A revelação desta semana de que inspetores da Agência Internacional de Energia Atômica encontraram várias toneladas de material nuclear não declarado dentro da Síria, e a resolução de um impasse secreto de meses entre Israel, os Estados Unidos e Damasco sobre um segundo estoque em um local conhecido como “Sítio 99”, marcam o ressurgimento exatamente do tipo de ameaça não convencional que Israel passou quase duas décadas tentando garantir que nunca mais se instalasse em sua fronteira, desta vez sob um líder cujas credenciais para governar o país que a detém permanecem, na melhor das hipóteses, recém-lavadas.

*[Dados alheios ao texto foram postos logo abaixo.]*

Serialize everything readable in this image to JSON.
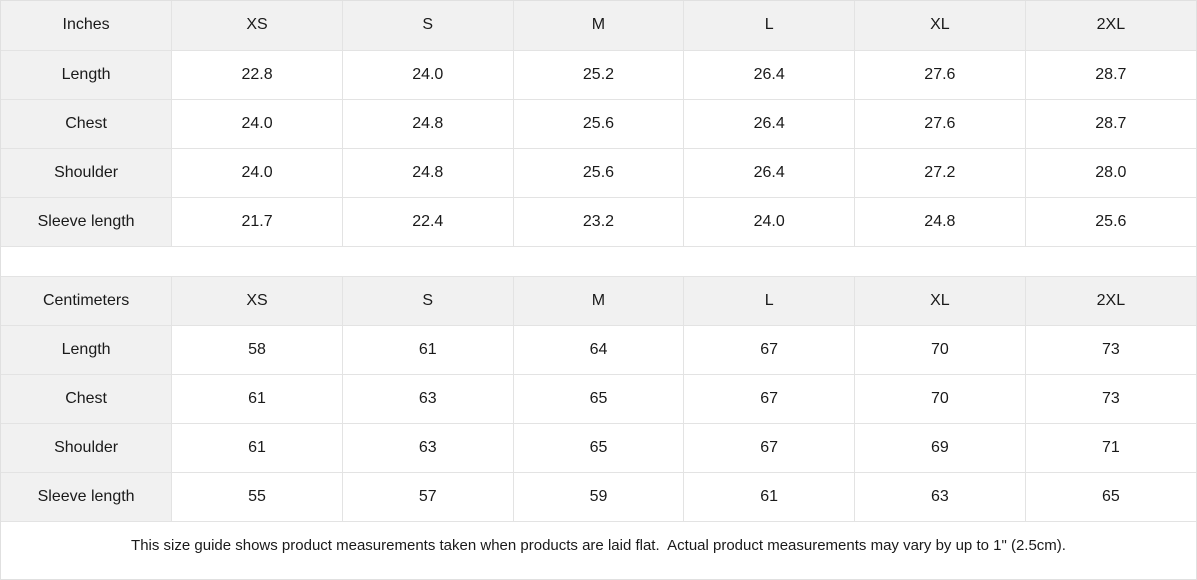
{
  "colors": {
    "header_background": "#f1f1f1",
    "label_column_background": "#f1f1f1",
    "cell_background": "#ffffff",
    "border": "#e3e3e3",
    "text": "#1a1a1a"
  },
  "inches": {
    "unit": "Inches",
    "sizes": [
      "XS",
      "S",
      "M",
      "L",
      "XL",
      "2XL"
    ],
    "rows": [
      {
        "label": "Length",
        "values": [
          "22.8",
          "24.0",
          "25.2",
          "26.4",
          "27.6",
          "28.7"
        ]
      },
      {
        "label": "Chest",
        "values": [
          "24.0",
          "24.8",
          "25.6",
          "26.4",
          "27.6",
          "28.7"
        ]
      },
      {
        "label": "Shoulder",
        "values": [
          "24.0",
          "24.8",
          "25.6",
          "26.4",
          "27.2",
          "28.0"
        ]
      },
      {
        "label": "Sleeve length",
        "values": [
          "21.7",
          "22.4",
          "23.2",
          "24.0",
          "24.8",
          "25.6"
        ]
      }
    ]
  },
  "centimeters": {
    "unit": "Centimeters",
    "sizes": [
      "XS",
      "S",
      "M",
      "L",
      "XL",
      "2XL"
    ],
    "rows": [
      {
        "label": "Length",
        "values": [
          "58",
          "61",
          "64",
          "67",
          "70",
          "73"
        ]
      },
      {
        "label": "Chest",
        "values": [
          "61",
          "63",
          "65",
          "67",
          "70",
          "73"
        ]
      },
      {
        "label": "Shoulder",
        "values": [
          "61",
          "63",
          "65",
          "67",
          "69",
          "71"
        ]
      },
      {
        "label": "Sleeve length",
        "values": [
          "55",
          "57",
          "59",
          "61",
          "63",
          "65"
        ]
      }
    ]
  },
  "footer": {
    "note": "This size guide shows product measurements taken when products are laid flat.  Actual product measurements may vary by up to 1\" (2.5cm)."
  }
}
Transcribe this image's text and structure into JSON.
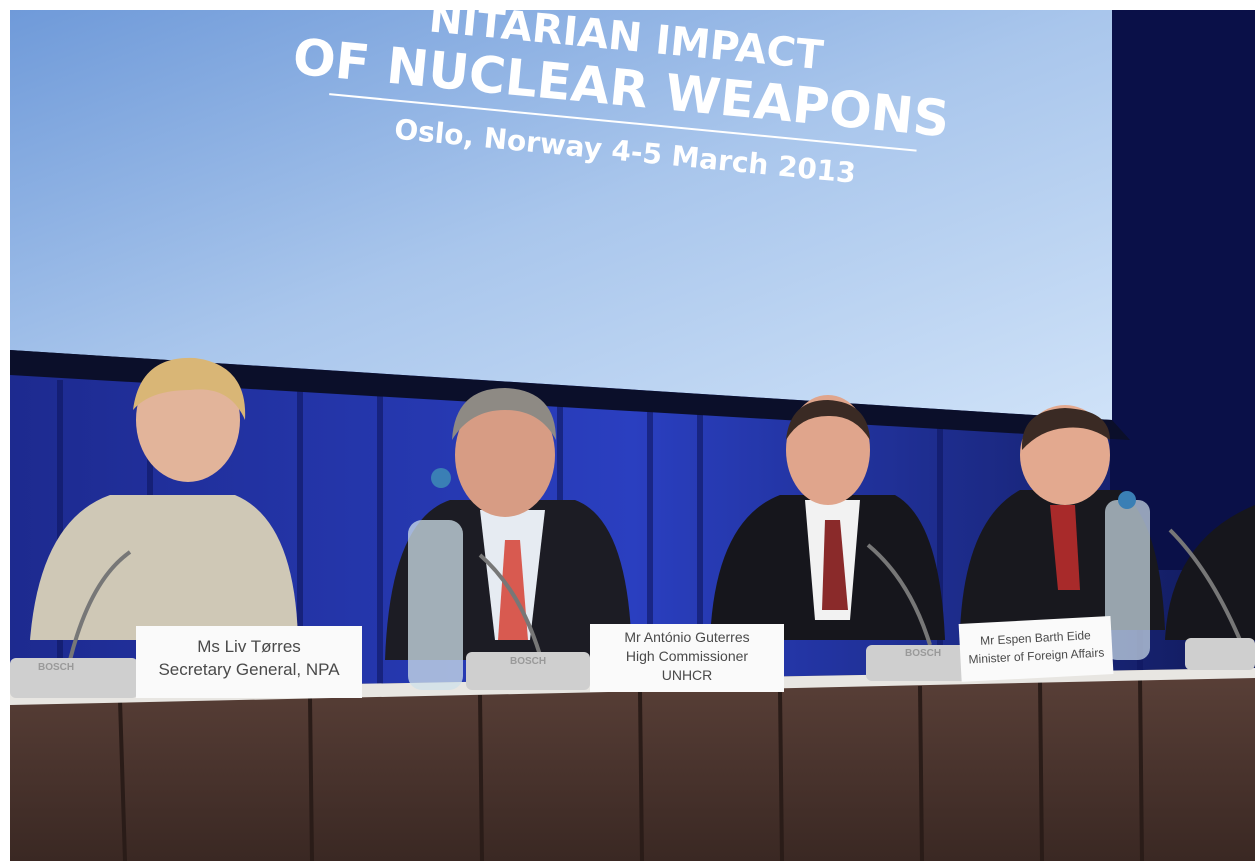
{
  "screen": {
    "title_line1": "NITARIAN IMPACT",
    "title_line2": "OF NUCLEAR WEAPONS",
    "subtitle": "Oslo, Norway 4-5 March 2013"
  },
  "name_cards": [
    {
      "name": "Ms Liv Tørres",
      "lines": [
        "Secretary General, NPA"
      ]
    },
    {
      "name": "Mr António Guterres",
      "lines": [
        "High Commissioner",
        "UNHCR"
      ]
    },
    {
      "name": "Mr Espen Barth Eide",
      "lines": [
        "Minister of Foreign Affairs"
      ]
    }
  ],
  "microphone_brand": "BOSCH"
}
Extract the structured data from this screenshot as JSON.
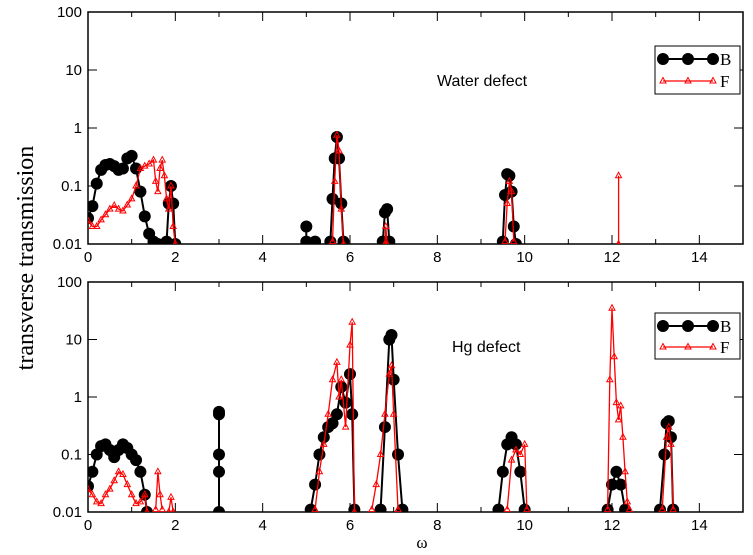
{
  "ylabel": "transverse transmission",
  "xlabel": "ω",
  "chart_data": [
    {
      "type": "line",
      "annotation": "Water defect",
      "xlim": [
        0,
        15
      ],
      "ylim": [
        0.01,
        100
      ],
      "yscale": "log",
      "xticks": [
        "0",
        "2",
        "4",
        "6",
        "8",
        "10",
        "12",
        "14"
      ],
      "yticks": [
        "0.01",
        "0.1",
        "1",
        "10",
        "100"
      ],
      "legend": "top-right",
      "series": [
        {
          "name": "B",
          "color": "#000000",
          "marker": "circle",
          "segments": [
            [
              [
                0.0,
                0.028
              ],
              [
                0.1,
                0.045
              ],
              [
                0.2,
                0.11
              ],
              [
                0.3,
                0.19
              ],
              [
                0.4,
                0.23
              ],
              [
                0.5,
                0.24
              ],
              [
                0.6,
                0.22
              ],
              [
                0.7,
                0.19
              ],
              [
                0.8,
                0.2
              ],
              [
                0.9,
                0.3
              ],
              [
                1.0,
                0.33
              ],
              [
                1.1,
                0.2
              ],
              [
                1.2,
                0.08
              ],
              [
                1.3,
                0.03
              ],
              [
                1.4,
                0.015
              ],
              [
                1.5,
                0.011
              ],
              [
                1.6,
                0.01
              ]
            ],
            [
              [
                1.8,
                0.011
              ],
              [
                1.85,
                0.05
              ],
              [
                1.9,
                0.1
              ],
              [
                1.95,
                0.05
              ],
              [
                2.0,
                0.01
              ]
            ],
            [
              [
                5.0,
                0.02
              ],
              [
                5.0,
                0.011
              ]
            ],
            [
              [
                5.2,
                0.011
              ]
            ],
            [
              [
                5.55,
                0.011
              ],
              [
                5.6,
                0.06
              ],
              [
                5.65,
                0.3
              ],
              [
                5.7,
                0.7
              ],
              [
                5.75,
                0.3
              ],
              [
                5.8,
                0.05
              ],
              [
                5.85,
                0.011
              ]
            ],
            [
              [
                6.75,
                0.011
              ],
              [
                6.8,
                0.035
              ],
              [
                6.85,
                0.04
              ],
              [
                6.9,
                0.011
              ]
            ],
            [
              [
                9.5,
                0.011
              ],
              [
                9.55,
                0.07
              ],
              [
                9.6,
                0.16
              ],
              [
                9.65,
                0.15
              ],
              [
                9.7,
                0.08
              ],
              [
                9.75,
                0.02
              ],
              [
                9.8,
                0.01
              ]
            ]
          ]
        },
        {
          "name": "F",
          "color": "#ff0000",
          "marker": "triangle",
          "segments": [
            [
              [
                0.0,
                0.025
              ],
              [
                0.1,
                0.02
              ],
              [
                0.2,
                0.02
              ],
              [
                0.3,
                0.026
              ],
              [
                0.4,
                0.032
              ],
              [
                0.5,
                0.04
              ],
              [
                0.6,
                0.046
              ],
              [
                0.7,
                0.04
              ],
              [
                0.8,
                0.037
              ],
              [
                0.9,
                0.047
              ],
              [
                1.0,
                0.06
              ],
              [
                1.1,
                0.1
              ],
              [
                1.2,
                0.2
              ],
              [
                1.3,
                0.22
              ],
              [
                1.4,
                0.24
              ],
              [
                1.5,
                0.28
              ],
              [
                1.55,
                0.12
              ],
              [
                1.6,
                0.08
              ],
              [
                1.65,
                0.2
              ],
              [
                1.7,
                0.28
              ],
              [
                1.75,
                0.15
              ],
              [
                1.8,
                0.06
              ],
              [
                1.85,
                0.04
              ],
              [
                1.9,
                0.1
              ],
              [
                1.95,
                0.02
              ],
              [
                2.0,
                0.01
              ]
            ],
            [
              [
                5.6,
                0.011
              ],
              [
                5.65,
                0.12
              ],
              [
                5.7,
                0.75
              ],
              [
                5.75,
                0.4
              ],
              [
                5.8,
                0.04
              ],
              [
                5.85,
                0.01
              ]
            ],
            [
              [
                6.8,
                0.01
              ],
              [
                6.82,
                0.02
              ],
              [
                6.85,
                0.01
              ]
            ],
            [
              [
                9.55,
                0.011
              ],
              [
                9.6,
                0.05
              ],
              [
                9.65,
                0.12
              ],
              [
                9.7,
                0.08
              ],
              [
                9.75,
                0.011
              ]
            ],
            [
              [
                12.15,
                0.01
              ],
              [
                12.15,
                0.15
              ]
            ]
          ]
        }
      ]
    },
    {
      "type": "line",
      "annotation": "Hg defect",
      "xlim": [
        0,
        15
      ],
      "ylim": [
        0.01,
        100
      ],
      "yscale": "log",
      "xticks": [
        "0",
        "2",
        "4",
        "6",
        "8",
        "10",
        "12",
        "14"
      ],
      "yticks": [
        "0.01",
        "0.1",
        "1",
        "10",
        "100"
      ],
      "legend": "top-right",
      "series": [
        {
          "name": "B",
          "color": "#000000",
          "marker": "circle",
          "segments": [
            [
              [
                0.0,
                0.028
              ],
              [
                0.1,
                0.05
              ],
              [
                0.2,
                0.1
              ],
              [
                0.3,
                0.14
              ],
              [
                0.4,
                0.15
              ],
              [
                0.5,
                0.12
              ],
              [
                0.6,
                0.09
              ],
              [
                0.7,
                0.12
              ],
              [
                0.8,
                0.15
              ],
              [
                0.9,
                0.13
              ],
              [
                1.0,
                0.1
              ],
              [
                1.1,
                0.08
              ],
              [
                1.2,
                0.05
              ],
              [
                1.3,
                0.02
              ],
              [
                1.35,
                0.01
              ]
            ],
            [
              [
                3.0,
                0.01
              ],
              [
                3.0,
                0.05
              ],
              [
                3.0,
                0.1
              ],
              [
                3.0,
                0.5
              ],
              [
                3.0,
                0.55
              ]
            ],
            [
              [
                5.1,
                0.011
              ],
              [
                5.2,
                0.03
              ],
              [
                5.3,
                0.1
              ],
              [
                5.4,
                0.2
              ],
              [
                5.5,
                0.3
              ],
              [
                5.6,
                0.35
              ],
              [
                5.7,
                0.5
              ],
              [
                5.8,
                1.5
              ],
              [
                5.9,
                0.8
              ],
              [
                6.0,
                2.5
              ],
              [
                6.05,
                0.5
              ],
              [
                6.1,
                0.011
              ]
            ],
            [
              [
                6.7,
                0.011
              ],
              [
                6.8,
                0.3
              ],
              [
                6.9,
                10
              ],
              [
                6.95,
                12
              ],
              [
                7.0,
                2
              ],
              [
                7.1,
                0.1
              ],
              [
                7.2,
                0.011
              ]
            ],
            [
              [
                9.4,
                0.011
              ],
              [
                9.5,
                0.05
              ],
              [
                9.6,
                0.15
              ],
              [
                9.7,
                0.2
              ],
              [
                9.8,
                0.15
              ],
              [
                9.9,
                0.05
              ],
              [
                10.0,
                0.011
              ]
            ],
            [
              [
                11.9,
                0.011
              ],
              [
                12.0,
                0.03
              ],
              [
                12.1,
                0.05
              ],
              [
                12.2,
                0.03
              ],
              [
                12.3,
                0.011
              ]
            ],
            [
              [
                13.1,
                0.011
              ],
              [
                13.2,
                0.1
              ],
              [
                13.25,
                0.35
              ],
              [
                13.3,
                0.38
              ],
              [
                13.35,
                0.2
              ],
              [
                13.4,
                0.011
              ]
            ]
          ]
        },
        {
          "name": "F",
          "color": "#ff0000",
          "marker": "triangle",
          "segments": [
            [
              [
                0.0,
                0.025
              ],
              [
                0.1,
                0.02
              ],
              [
                0.2,
                0.015
              ],
              [
                0.3,
                0.014
              ],
              [
                0.4,
                0.02
              ],
              [
                0.5,
                0.025
              ],
              [
                0.6,
                0.035
              ],
              [
                0.7,
                0.05
              ],
              [
                0.8,
                0.045
              ],
              [
                0.9,
                0.03
              ],
              [
                1.0,
                0.02
              ],
              [
                1.1,
                0.014
              ],
              [
                1.2,
                0.015
              ],
              [
                1.3,
                0.02
              ],
              [
                1.35,
                0.01
              ]
            ],
            [
              [
                1.55,
                0.011
              ],
              [
                1.6,
                0.05
              ],
              [
                1.65,
                0.02
              ],
              [
                1.7,
                0.011
              ]
            ],
            [
              [
                1.85,
                0.01
              ],
              [
                1.9,
                0.018
              ],
              [
                1.95,
                0.01
              ]
            ],
            [
              [
                5.2,
                0.011
              ],
              [
                5.3,
                0.05
              ],
              [
                5.4,
                0.15
              ],
              [
                5.5,
                0.5
              ],
              [
                5.6,
                2
              ],
              [
                5.7,
                4
              ],
              [
                5.75,
                1
              ],
              [
                5.8,
                2
              ],
              [
                5.9,
                0.3
              ],
              [
                6.0,
                8
              ],
              [
                6.05,
                20
              ],
              [
                6.1,
                0.01
              ]
            ],
            [
              [
                6.5,
                0.011
              ],
              [
                6.6,
                0.03
              ],
              [
                6.7,
                0.1
              ],
              [
                6.8,
                0.5
              ],
              [
                6.9,
                2.5
              ],
              [
                6.95,
                3.5
              ],
              [
                7.0,
                0.5
              ],
              [
                7.1,
                0.011
              ]
            ],
            [
              [
                9.6,
                0.011
              ],
              [
                9.7,
                0.08
              ],
              [
                9.8,
                0.12
              ],
              [
                9.9,
                0.1
              ],
              [
                10.0,
                0.15
              ],
              [
                10.05,
                0.011
              ]
            ],
            [
              [
                11.9,
                0.011
              ],
              [
                11.95,
                2
              ],
              [
                12.0,
                35
              ],
              [
                12.05,
                5
              ],
              [
                12.1,
                0.8
              ],
              [
                12.15,
                0.4
              ],
              [
                12.2,
                0.7
              ],
              [
                12.25,
                0.2
              ],
              [
                12.3,
                0.05
              ],
              [
                12.35,
                0.015
              ],
              [
                12.4,
                0.011
              ]
            ],
            [
              [
                13.15,
                0.011
              ],
              [
                13.25,
                0.2
              ],
              [
                13.3,
                0.3
              ],
              [
                13.35,
                0.15
              ],
              [
                13.4,
                0.011
              ]
            ]
          ]
        }
      ]
    }
  ]
}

O diretor-geral da AIEA, Rafael Grossi, disse a jornalistas em Damasco esta semana que inspetores encontraram “algumas toneladas de material nuclear que poderiam ser mal utilizadas” em um local não divulgado que data da era Assad, o qual o governo de transição da Síria relatou voluntariamente à agência em 17 de julho. O ministro das Relações Exteriores da Síria, Asaad al-Shaibani, afirmou que o material, várias toneladas de urânio natural metálico juntamente com quantidades de grafite, permanecerá sob custódia síria sob as salvaguardas da AIEA, em vez de ser removido do país, e reiterou o “direito soberano e legal” da Síria de prosseguir com um programa nuclear pacífico. Al-Shaibani não mencionou a possibilidade de remoção do material em nenhum momento de suas declarações. Separadamente, o Axios noticiou que os Estados Unidos, Israel e a Síria chegaram a um acordo discreto para lidar com material nuclear, incluindo concentrado de urânio (yellowcake), que Israel afirma ter sido armazenado pelo regime de Assad no “Sítio 99”. Segundo autoridades, esse material não pode ser usado como combustível para uma arma nuclear, mas poderia ser utilizado em um dispositivo de dispersão radiológica, a chamada bomba suja. Segundo relatos, as forças israelenses bombardearam as entradas do local logo após a queda de Assad para bloquear o acesso, e autoridades israelenses disseram ao Axios que ameaçaram realizar novos ataques e ficaram preocupadas com a possibilidade de a Turquia estar ajudando o novo governo sírio a obter o material, antes que Washington acionasse a AIEA para intermediar uma solução. Até esta semana, esse material também não havia sido removido do país, de acordo com autoridades americanas.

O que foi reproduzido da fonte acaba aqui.